Die Fraktionsvorsitzenden im Ulmer Gemeinderat, die das Recht hatten, die Schleppe zu tragen, griffen mit den Händen gegen den Fußboden, als ob sie die Schleppe aufhöben, sie gingen und taten, als hielten sie etwas in der Luft; sie wagten es nicht, es sich merken zu lassen, dass sie nichts sehen konnten.
So ging König Ivo unter dem prächtigen Thronhimmel, und alle Menschen auf der Straße und in den Fenstern sprachen: „Wie sind des Königs neue Kleider unvergleichlich! “ Keiner wollte es sich merken lassen, dass er nichts sah; denn dann hätte er ja nicht zu seinem Amte getaugt oder wäre sehr dumm gewesen.
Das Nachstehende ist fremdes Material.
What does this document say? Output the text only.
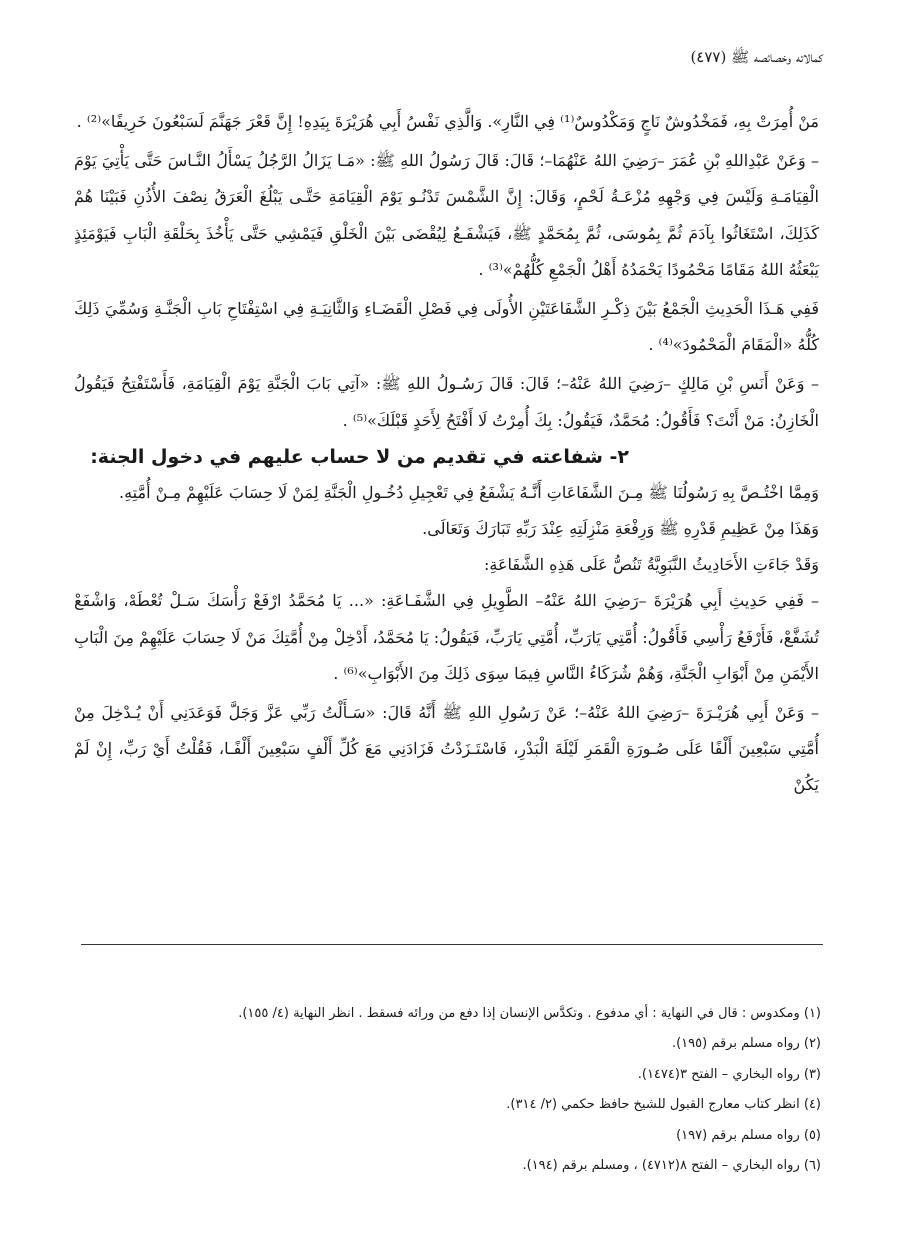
كمالاته وخصائصه ﷺ (٤٧٧)

مَنْ أُمِرَتْ بِهِ، فَمَخْدُوشٌ نَاجٍ وَمَكْدُوسٌ⁽¹⁾ فِي النَّارِ». وَالَّذِي نَفْسُ أَبِي هُرَيْرَةَ بِيَدِهِ! إِنَّ قَعْرَ جَهَنَّمَ لَسَبْعُونَ خَرِيفًا»⁽²⁾ .

– وَعَنْ عَبْدِاللهِ بْنِ عُمَرَ –رَضِيَ اللهُ عَنْهُمَا–؛ قَالَ: قَالَ رَسُولُ اللهِ ﷺ: «مَـا يَزَالُ الرَّجُلُ يَسْأَلُ النَّـاسَ حَتَّى يَأْتِيَ يَوْمَ الْقِيَامَـةِ وَلَيْسَ فِي وَجْهِهِ مُزْعَـةُ لَحْمٍ، وَقَالَ: إِنَّ الشَّمْسَ تَدْنُـو يَوْمَ الْقِيَامَةِ حَتَّـى يَبْلُغَ الْعَرَقُ نِصْفَ الأُذُنِ فَبَيْنَا هُمْ كَذَلِكَ، اسْتَغَاثُوا بِآدَمَ ثُمَّ بِمُوسَى، ثُمَّ بِمُحَمَّدٍ ﷺ، فَيَشْفَـعُ لِيُقْضَى بَيْنَ الْخَلْقِ فَيَمْشِي حَتَّى يَأْخُذَ بِحَلْقَةِ الْبَابِ فَيَوْمَئِذٍ يَبْعَثُهُ اللهُ مَقَامًا مَحْمُودًا يَحْمَدُهُ أَهْلُ الْجَمْعِ كُلُّهُمْ»⁽³⁾ .

فَفِي هَـذَا الْحَدِيثِ الْجَمْعُ بَيْنَ ذِكْـرِ الشَّفَاعَتَيْنِ الأُولَى فِي فَصْلِ الْقَضَـاءِ وَالثَّانِيَـةِ فِي اسْتِفْتَاحِ بَابِ الْجَنَّـةِ وَسُمِّيَ ذَلِكَ كُلُّهُ «الْمَقَامَ الْمَحْمُودَ»⁽⁴⁾ .

– وَعَنْ أَنَسِ بْنِ مَالِكٍ –رَضِيَ اللهُ عَنْهُ–؛ قَالَ: قَالَ رَسُـولُ اللهِ ﷺ: «آتِي بَابَ الْجَنَّةِ يَوْمَ الْقِيَامَةِ، فَأَسْتَفْتِحُ فَيَقُولُ الْخَازِنُ: مَنْ أَنْتَ؟ فَأَقُولُ: مُحَمَّدٌ، فَيَقُولُ: بِكَ أُمِرْتُ لَا أَفْتَحُ لِأَحَدٍ قَبْلَكَ»⁽⁵⁾ .

٢- شفاعته في تقديم من لا حساب عليهم في دخول الجنة:

وَمِمَّا اخْتُـصَّ بِهِ رَسُولُنَا ﷺ مِـنَ الشَّفَاعَاتِ أَنَّـهُ يَشْفَعُ فِي تَعْجِيلِ دُخُـولِ الْجَنَّةِ لِمَنْ لَا حِسَابَ عَلَيْهِمْ مِـنْ أُمَّتِهِ.

وَهَذَا مِنْ عَظِيمِ قَدْرِهِ ﷺ وَرِفْعَةِ مَنْزِلَتِهِ عِنْدَ رَبِّهِ تَبَارَكَ وَتَعَالَى.

وَقَدْ جَاءَتِ الأَحَادِيثُ النَّبَوِيَّةُ تَنُصُّ عَلَى هَذِهِ الشَّفَاعَةِ:

– فَفِي حَدِيثِ أَبِي هُرَيْرَةَ –رَضِيَ اللهُ عَنْهُ– الطَّوِيلِ فِي الشَّفَـاعَةِ: «... يَا مُحَمَّدُ ارْفَعْ رَأْسَكَ سَـلْ تُعْطَهْ، وَاشْفَعْ تُشَفَّعْ، فَأَرْفَعُ رَأْسِي فَأَقُولُ: أُمَّتِي يَارَبِّ، أُمَّتِي يَارَبِّ، فَيَقُولُ: يَا مُحَمَّدُ، أَدْخِلْ مِنْ أُمَّتِكَ مَنْ لَا حِسَابَ عَلَيْهِمْ مِنَ الْبَابِ الأَيْمَنِ مِنْ أَبْوَابِ الْجَنَّةِ، وَهُمْ شُرَكَاءُ النَّاسِ فِيمَا سِوَى ذَلِكَ مِنَ الأَبْوَابِ»⁽⁶⁾ .

– وَعَنْ أَبِي هُرَيْـرَةَ –رَضِيَ اللهُ عَنْهُ–؛ عَنْ رَسُولِ اللهِ ﷺ أَنَّهُ قَالَ: «سَـأَلْتُ رَبِّي عَزَّ وَجَلَّ فَوَعَدَنِي أَنْ يُـدْخِلَ مِنْ أُمَّتِي سَبْعِينَ أَلْفًا عَلَى صُـورَةِ الْقَمَرِ لَيْلَةَ الْبَدْرِ، فَاسْتَـزَدْتُ فَزَادَنِي مَعَ كُلِّ أَلْفٍ سَبْعِينَ أَلْفًـا، فَقُلْتُ أَيْ رَبِّ، إِنْ لَمْ يَكُنْ

(١) ومكدوس : قال في النهاية : أي مدفوع . وتكدَّس الإنسان إذا دفع من ورائه فسقط . انظر النهاية (٤/ ١٥٥).
(٢) رواه مسلم برقم (١٩٥).
(٣) رواه البخاري – الفتح ٣(١٤٧٤).
(٤) انظر كتاب معارج القبول للشيخ حافظ حكمي (٢/ ٣١٤).
(٥) رواه مسلم برقم (١٩٧)
(٦) رواه البخاري – الفتح ٨(٤٧١٢) ، ومسلم برقم (١٩٤).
Keine Kleider König Ivos hatten solches Glück gemacht wie diese.

„Aber er hat ja gar nichts an!“ sagte endlich ein kleines Kind. „Hört die Stimme der Unschuld!“ sagte der Vater; und der eine zischelte dem andern zu, was das Kind gesagt hatte.
„Aber er hat ja gar nichts an!“ rief zuletzt das ganze Ulmer Volk an jenem Schwörmontagmorgen. Das ergriff König Ivo, den Gönner, denn das Volk schien ihm recht zu haben, aber er dachte bei sich: Nun muss ich aushalten. Und die Fraktionsvorsitzenden gingen und trugen die Schleppe, die gar nicht da war.